FOI-Bioinformatics / nanometa_live

A streamlined workflow and GUI for real-time species identification and pathogen characterization via nanopore sequencing data. Engineered for precision, speed, and user-friendliness, with offline functionality post-initialization.
GNU General Public License v3.0
15 stars 2 forks source link

Enhance Data Preparation Workflow by Adding Genome Files Existence Check #53

Closed druvus closed 1 year ago

druvus commented 1 year ago

Description:

This PR introduces a new function check_genome_files_existence to verify the presence of genome files in the workdir/data-files/genomes directory before proceeding to fetch species data from GTDB. This is a critical check to avoid redundant data fetching and processing, ensuring that only missing genome files are fetched anew.
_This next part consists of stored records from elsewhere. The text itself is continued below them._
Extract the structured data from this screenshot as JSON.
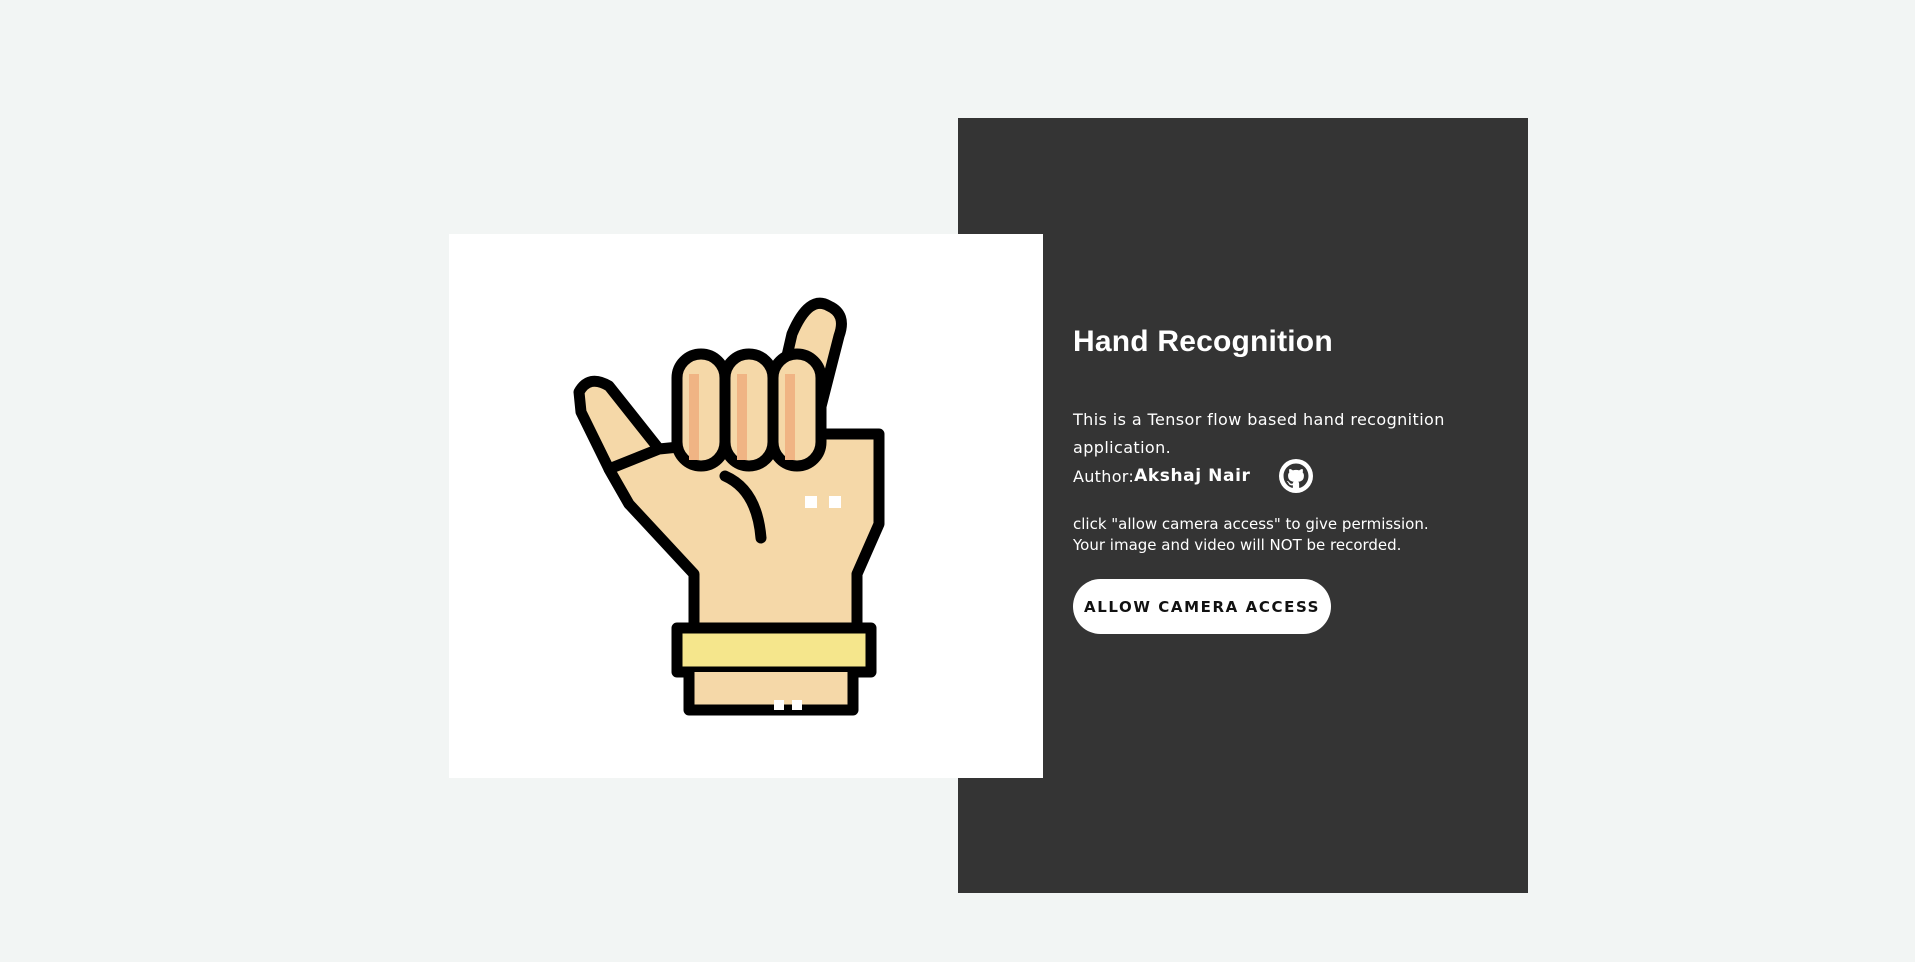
{
  "hero": {
    "title": "Hand Recognition",
    "description": "This is a Tensor flow based hand recognition application.",
    "author_label": "Author:",
    "author_name": "Akshaj Nair",
    "notice": "click \"allow camera access\" to give permission. Your image and video will NOT be recorded.",
    "button_label": "ALLOW CAMERA ACCESS",
    "github_icon": "github-icon",
    "illustration_icon": "shaka-hand-icon"
  },
  "colors": {
    "page_background": "#f2f5f4",
    "panel_background": "#343434",
    "card_background": "#ffffff",
    "skin": "#f5d8a8",
    "skin_shadow": "#f0b484",
    "bracelet": "#f5e68c",
    "outline": "#000000"
  }
}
The changes are primarily located in file_utils.py and nanometa_prepare.py.

Key Changes:

  1. New Functionality:

    • Added check_genome_files_existence function in file_utils.py. This function checks for the existence of genome files in the specified directory and returns a list of species for which genome files are missing.
  2. Workflow Enhancement:

    • Integrated the check_genome_files_existence function within the main function of nanometa_prepare.py. The check is performed before the GTDB data fetching process.
    • If there are missing genome files, the species list is updated to include only those species. This ensures that the subsequent GTDB data fetching and processing steps are performed only for the missing genome files, optimizing the workflow.
  3. Code Refactoring:

    • Refactored the main function to include the check for missing genome files, and adjusted the subsequent GTDB data fetching and genome downloading sections accordingly.
    • Improved code readability by organizing the sections and adding explanatory comments.

These modifications adhere to the project's coding principles by enhancing the efficiency and readability of the data preparation workflow. The new check_genome_files_existence function is a reusable piece of code that can be utilized in other parts of the project as well.